For the Florida Panthers, there may be no more important month of any season than October.
Slow starts have doomed this franchise in countless seasons, and with the investments made in players and the coaching staff this year, another slow start would be unacceptable.
There’s also a curiosity as to what Joel Quenneville’s Panthers would look like, and they got a stern test with back-to-back games against Tampa Bay. Here are a few observations from the first two games, and how they might translate to future play:
When Joel Quenneville talked about what team plays a style most comparable to his, he said the Bruins. Boston dominates with physicality, puck possession and grinding teams down, even though they’re not necessarily fast.
In the first two games, you can see a more aggressive forecheck in the offensive zone, more physicality from the forwards on opposing defensemen and a willingness to slow the game down in order to neutralize the opponent’s speed.
Against Tampa, the games were slogs, which is similar to what Boston wants to do when playing on their terms.
It’s not all that dissimilar from what the Florida Panthers looked like a season ago, though the path to those results is different, although they’re still underwater from an expected goals perspective because the chances they do give up are good ones.

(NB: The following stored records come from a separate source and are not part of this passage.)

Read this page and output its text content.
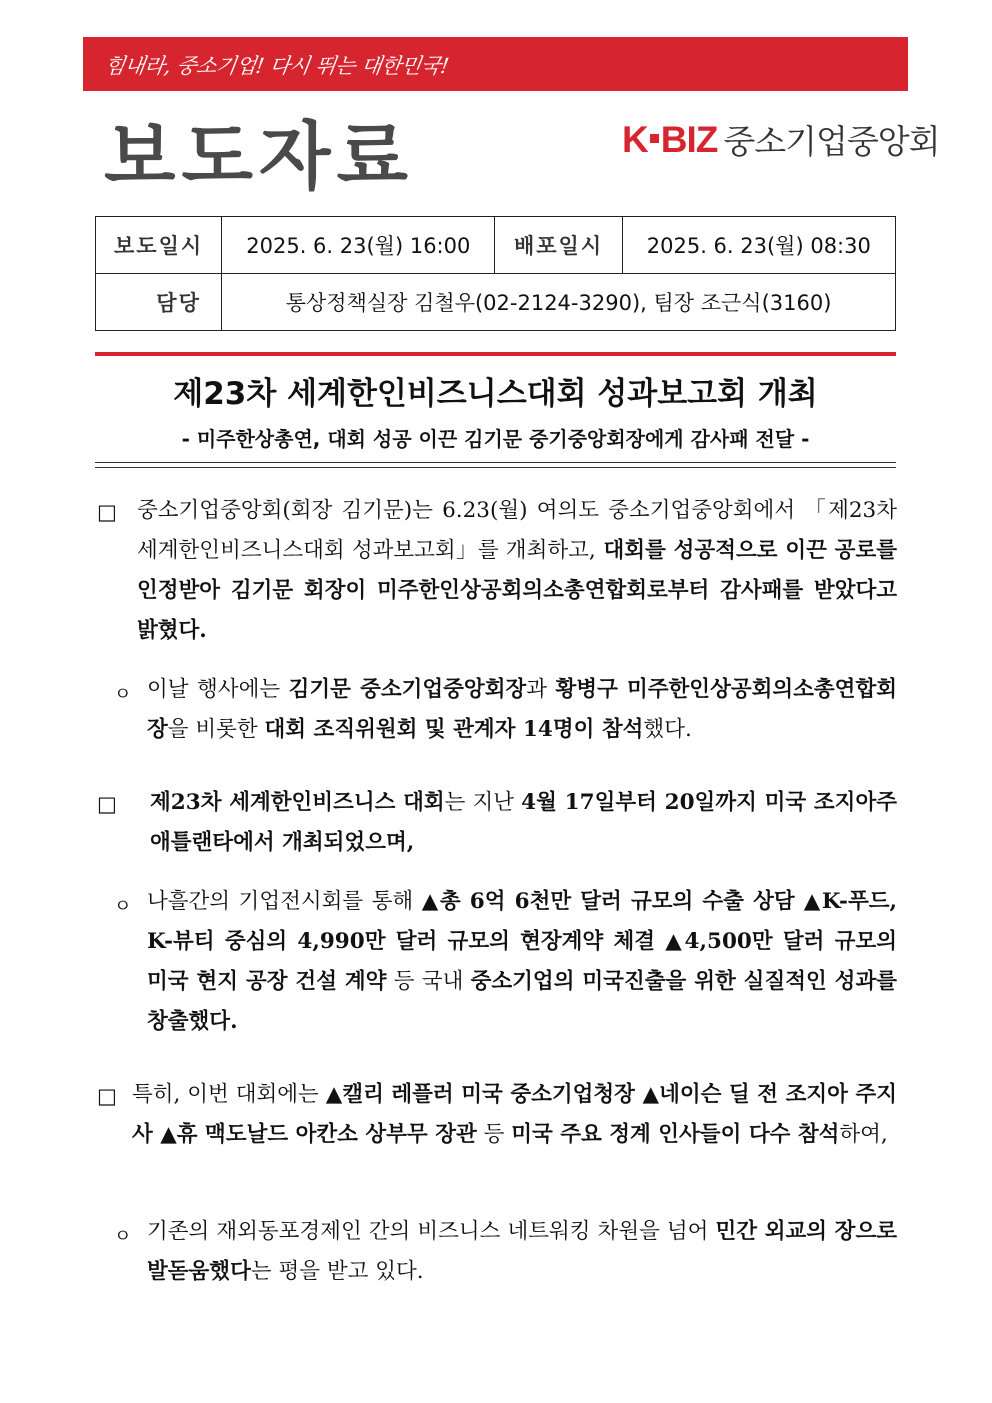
힘내라, 중소기업! 다시 뛰는 대한민국!
보도자료	K BIZ 중소기업중앙회
보도일시	2025. 6. 23(월) 16:00	배포일시	2025. 6. 23(월) 08:30
담당	통상정책실장 김철우(02-2124-3290), 팀장 조근식(3160)		
제23차 세계한인비즈니스대회 성과보고회 개최
- 미주한상총연, 대회 성공 이끈 김기문 중기중앙회장에게 감사패 전달 -
□ 중소기업중앙회(회장 김기문)는 6.23(월) 여의도 중소기업중앙회에서 「제23차 세계한인비즈니스대회 성과보고회」를 개최하고, 대회를 성공적으로 이끈 공로를 인정받아 김기문 회장이 미주한인상공회의소총연합회로부터 감사패를 받았다고 밝혔다.
ㅇ 이날 행사에는 김기문 중소기업중앙회장과 황병구 미주한인상공회의소총연합회장을 비롯한 대회 조직위원회 및 관계자 14명이 참석했다.
□ 제23차 세계한인비즈니스 대회는 지난 4월 17일부터 20일까지 미국 조지아주 애틀랜타에서 개최되었으며,
ㅇ 나흘간의 기업전시회를 통해 ▲총 6억 6천만 달러 규모의 수출 상담 ▲K-푸드, K-뷰티 중심의 4,990만 달러 규모의 현장계약 체결 ▲4,500만 달러 규모의 미국 현지 공장 건설 계약 등 국내 중소기업의 미국진출을 위한 실질적인 성과를 창출했다.
□ 특히, 이번 대회에는 ▲캘리 레플러 미국 중소기업청장 ▲네이슨 딜 전 조지아 주지사 ▲휴 맥도날드 아칸소 상부무 장관 등 미국 주요 정계 인사들이 다수 참석하여,
ㅇ 기존의 재외동포경제인 간의 비즈니스 네트워킹 차원을 넘어 민간 외교의 장으로 발돋움했다는 평을 받고 있다.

On the whole, they’re still a bit too loose defensively, which could be partially due to bad habits from previous seasons, and they’re still not generating a ton 5v5 with only two goals as of game two, likely because many of their shot choices are still coming from non-dangerous areas, and perhaps due to the focus on defensive structures in training camp.
One of the more notable changes to the Panthers’ play is their breakout. No longer is the team relying on their defense to rush the puck out of the defensive zone.

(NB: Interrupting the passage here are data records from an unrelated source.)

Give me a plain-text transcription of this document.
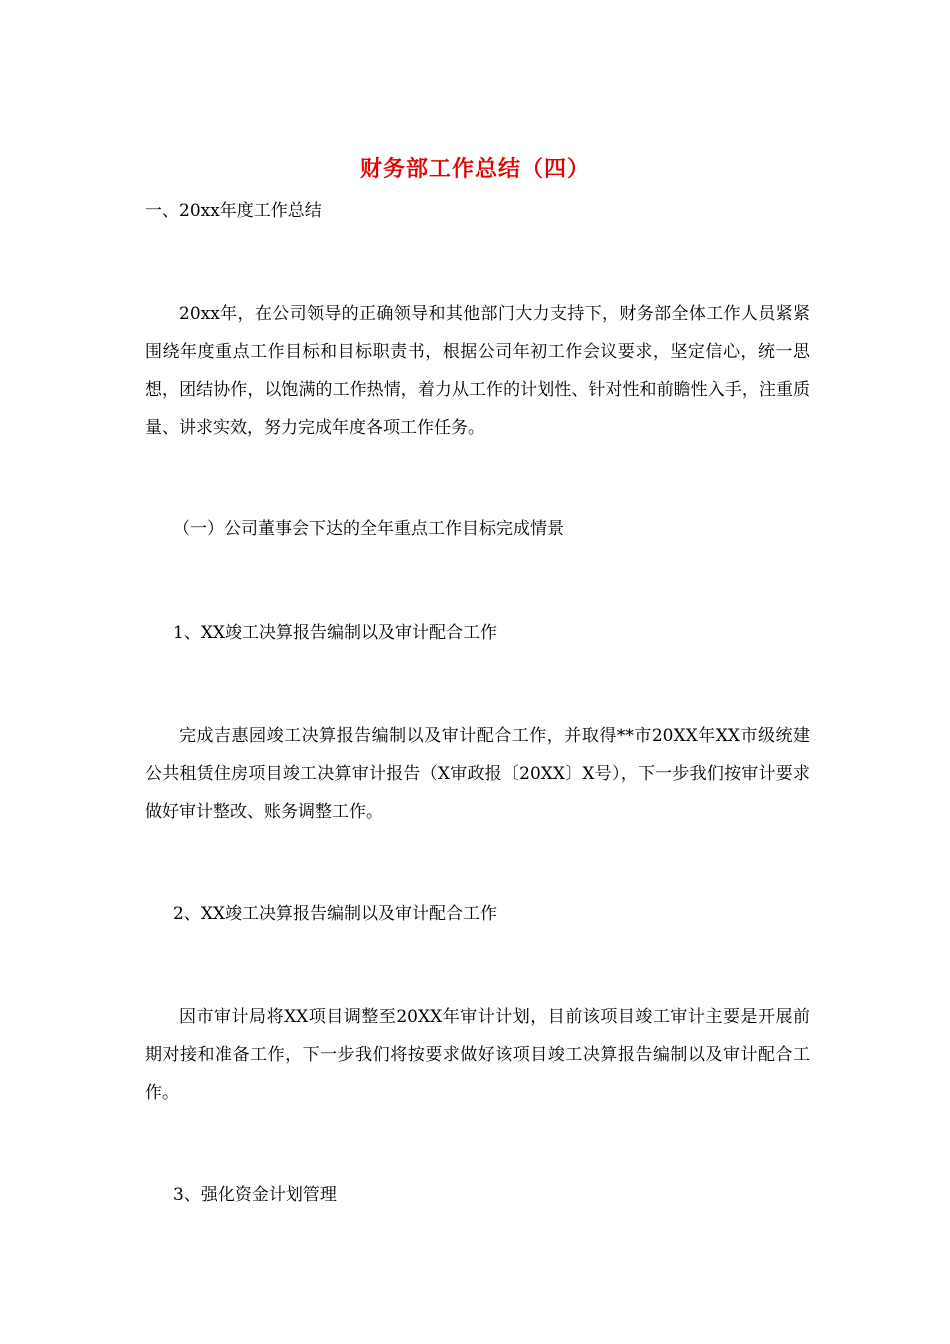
财务部工作总结（四）
一、20xx年度工作总结
20xx年，在公司领导的正确领导和其他部门大力支持下，财务部全体工作人员紧紧围绕年度重点工作目标和目标职责书，根据公司年初工作会议要求，坚定信心，统一思想，团结协作，以饱满的工作热情，着力从工作的计划性、针对性和前瞻性入手，注重质量、讲求实效，努力完成年度各项工作任务。
（一）公司董事会下达的全年重点工作目标完成情景
1、XX竣工决算报告编制以及审计配合工作
完成吉惠园竣工决算报告编制以及审计配合工作，并取得**市20XX年XX市级统建公共租赁住房项目竣工决算审计报告（X审政报〔20XX〕X号），下一步我们按审计要求做好审计整改、账务调整工作。
2、XX竣工决算报告编制以及审计配合工作
因市审计局将XX项目调整至20XX年审计计划，目前该项目竣工审计主要是开展前期对接和准备工作，下一步我们将按要求做好该项目竣工决算报告编制以及审计配合工作。
3、强化资金计划管理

Quick passes are being used to establish speed from the blue line in, and that’s now being done by the forwards, which is leading to fewer turnovers in transition.
The pace of play is slower, but considering how the Panthers gave up so many goals last year, the sacrifice is worth it in the short term to help fix some of the defensive issues.
Point shots have also decreased in volume, which is another positive sign, though they could still serve to cycle more in the offensive zone.
In terms of new signings, Sergei Bobrovsky has already proved his worth with some truly amazing saves in both games against the Lightning, though he has given up seven goals in the first two and some of the goals were not the best.
That’s not entirely a surprise considering how many shots the Panthers give up and where they usually give them up from, but the Cats have clearly not seen the best of Bob yet.
Anton Stralman has teamed up with MacKenzie Weegar to create a true shutdown defensive pairing, and simplifying Stralman’s tasks has worked wonders in addressing some of the problems that plagued him in Tampa last year.
Noel Acciari has been the kind of fourth-line center that Quenneville will perhaps use too often in key situations but has shown his physicality can work to grind down the opposition, and Brett Connolly hasn’t done much yet 5v5 or on the power play but tends to be streaky.
Two games against the Lightning are not necessarily indicative of what Florida will be this season since the Bolts are still a top-three team in the league, but most of what we’ve seen is an extension of what the Panthers were last season with better goaltending.
That probably won’t cut it over an 82-game season especially since outperforming their expected goals as they have is not a formula for success.
But the building blocks in terms of structure, phases of play and principles are not going to be established over two games, and the difference in having Sergei Bobrovsky versus last year’s rotating cast of Reimer, Luongo, and Hutchinson at this point in the season is noticeable, and that is worth something in terms of team confidence.
Joel Quenneville’s stamp is not fully imprinted on his new team yet, but positive signs are emerging.
While the Panthers don’t look too different than last year, it has taken them 10 fewer games to pick up their first regulation win than last year.
If they can get results while their play is not 100% right, that will be a huge difference when it matters most, since that hasn’t happened in recent years.
If the steady improvement continues, the Florida Panthers could be on to something.